Cuando el amor se atreve a salir de la pantalla y a hacerse presencia real, cruza «la raya de la simulación». Implica tiempo, exposición, vulnerabilidad. Implica aceptar que el otro no siempre reaccionará como esperamos y que la relación no puede editarse como una foto. Pero, precisamente, en esa fragilidad se encuentra la posibilidad de una comunión auténtica.

Jesús versus Valentín

Valentín (convertido en icono cultural) representa el amor romántico, intenso, idealizado y comercializable. Jesús, sin embargo, representa el amor que sirve, sufre, perdona y permanece.
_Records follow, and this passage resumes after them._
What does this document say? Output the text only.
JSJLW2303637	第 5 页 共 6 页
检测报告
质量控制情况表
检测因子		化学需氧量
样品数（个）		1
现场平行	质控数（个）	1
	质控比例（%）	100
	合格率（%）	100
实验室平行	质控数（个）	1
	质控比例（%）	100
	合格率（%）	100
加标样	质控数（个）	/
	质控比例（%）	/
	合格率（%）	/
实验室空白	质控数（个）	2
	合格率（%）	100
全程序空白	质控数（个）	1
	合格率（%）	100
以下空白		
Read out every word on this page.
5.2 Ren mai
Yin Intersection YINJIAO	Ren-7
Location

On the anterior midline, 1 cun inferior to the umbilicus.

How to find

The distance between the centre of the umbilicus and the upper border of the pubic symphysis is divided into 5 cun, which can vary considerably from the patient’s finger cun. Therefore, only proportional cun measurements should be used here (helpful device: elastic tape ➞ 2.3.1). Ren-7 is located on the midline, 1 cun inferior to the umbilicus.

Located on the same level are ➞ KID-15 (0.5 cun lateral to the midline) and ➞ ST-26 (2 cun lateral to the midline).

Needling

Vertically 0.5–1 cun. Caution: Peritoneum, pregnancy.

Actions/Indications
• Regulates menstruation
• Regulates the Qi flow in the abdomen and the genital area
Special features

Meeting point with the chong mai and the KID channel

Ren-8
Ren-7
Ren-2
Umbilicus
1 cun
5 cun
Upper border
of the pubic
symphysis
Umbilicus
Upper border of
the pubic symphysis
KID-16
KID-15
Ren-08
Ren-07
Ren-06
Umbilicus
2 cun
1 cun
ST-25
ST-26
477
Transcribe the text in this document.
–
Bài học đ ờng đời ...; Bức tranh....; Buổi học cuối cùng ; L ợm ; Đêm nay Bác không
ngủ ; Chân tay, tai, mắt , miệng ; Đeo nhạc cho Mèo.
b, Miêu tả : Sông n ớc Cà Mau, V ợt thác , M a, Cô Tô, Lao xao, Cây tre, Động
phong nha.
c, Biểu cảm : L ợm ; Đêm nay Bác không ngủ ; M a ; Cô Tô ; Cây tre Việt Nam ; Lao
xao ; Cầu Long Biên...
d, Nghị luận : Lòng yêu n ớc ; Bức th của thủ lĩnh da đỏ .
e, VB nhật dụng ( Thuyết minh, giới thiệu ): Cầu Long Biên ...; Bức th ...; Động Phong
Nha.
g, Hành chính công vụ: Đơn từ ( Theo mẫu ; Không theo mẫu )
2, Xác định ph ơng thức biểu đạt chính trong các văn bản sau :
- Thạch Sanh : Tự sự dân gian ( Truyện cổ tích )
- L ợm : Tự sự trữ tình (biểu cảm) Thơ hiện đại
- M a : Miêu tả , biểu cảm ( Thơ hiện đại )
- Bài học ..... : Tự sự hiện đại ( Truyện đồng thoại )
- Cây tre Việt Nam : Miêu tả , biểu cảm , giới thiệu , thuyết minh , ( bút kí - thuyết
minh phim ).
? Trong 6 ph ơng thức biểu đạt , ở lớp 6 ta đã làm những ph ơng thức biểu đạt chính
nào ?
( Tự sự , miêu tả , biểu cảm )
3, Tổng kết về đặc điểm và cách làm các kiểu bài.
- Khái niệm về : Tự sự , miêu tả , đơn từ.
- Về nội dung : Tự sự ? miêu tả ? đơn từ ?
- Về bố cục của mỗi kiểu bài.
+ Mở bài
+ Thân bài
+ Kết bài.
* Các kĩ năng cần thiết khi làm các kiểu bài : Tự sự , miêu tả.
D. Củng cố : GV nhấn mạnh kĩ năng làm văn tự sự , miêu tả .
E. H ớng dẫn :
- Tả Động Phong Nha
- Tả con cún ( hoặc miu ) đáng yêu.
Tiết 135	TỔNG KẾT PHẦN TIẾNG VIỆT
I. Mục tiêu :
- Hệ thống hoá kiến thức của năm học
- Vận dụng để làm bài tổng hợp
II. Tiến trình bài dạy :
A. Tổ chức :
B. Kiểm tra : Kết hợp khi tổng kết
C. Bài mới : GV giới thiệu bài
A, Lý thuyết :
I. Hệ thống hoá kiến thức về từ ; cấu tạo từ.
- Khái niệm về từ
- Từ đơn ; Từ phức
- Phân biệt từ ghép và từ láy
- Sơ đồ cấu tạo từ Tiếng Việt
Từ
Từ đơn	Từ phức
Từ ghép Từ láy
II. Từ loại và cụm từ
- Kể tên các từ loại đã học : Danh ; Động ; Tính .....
Si miramos en conjunto estas cuatro reducciones de Valentín (el cálculo, el impulso, la idealización y la simulación) descubrimos un denominador común: todas colocan el «yo» en el centro. El amor gira en torno a lo que me conviene, a lo que siento, a lo que imagino, a lo que proyecto. A mí.

El amor que Jesús encarna desplaza el eje. Sin negar la propia identidad ni la propia dignidad, sitúa al otro en el centro de la decisión. No se trata de anularse, sino de abrir espacio. No se trata de perderse, sino de entregarse libremente.

Por eso, cuando hablamos de «pasarse de la raya», no estamos invitando al exceso desordenado, sino a la altura auténtica. Se trata de ir más allá de lo que resulta cómodo, de lo que brilla, de lo que es fácilmente celebrable. Se trata de optar por un amor que sirve, que permanece, que se encarna.

Un llamado a nuestras comunidades

En un contexto donde el amor se trivializa o se mercantiliza con facilidad, la iglesia tiene la oportunidad de ofrecer un testimonio distinto. No desde la condena cultural ni desde la nostalgia, sino desde la coherencia. Necesitamos comunidades donde el amor no sea solo discurso, sino práctica visible: servicio concreto, acompañamiento fiel, reconciliación sincera y presencia real.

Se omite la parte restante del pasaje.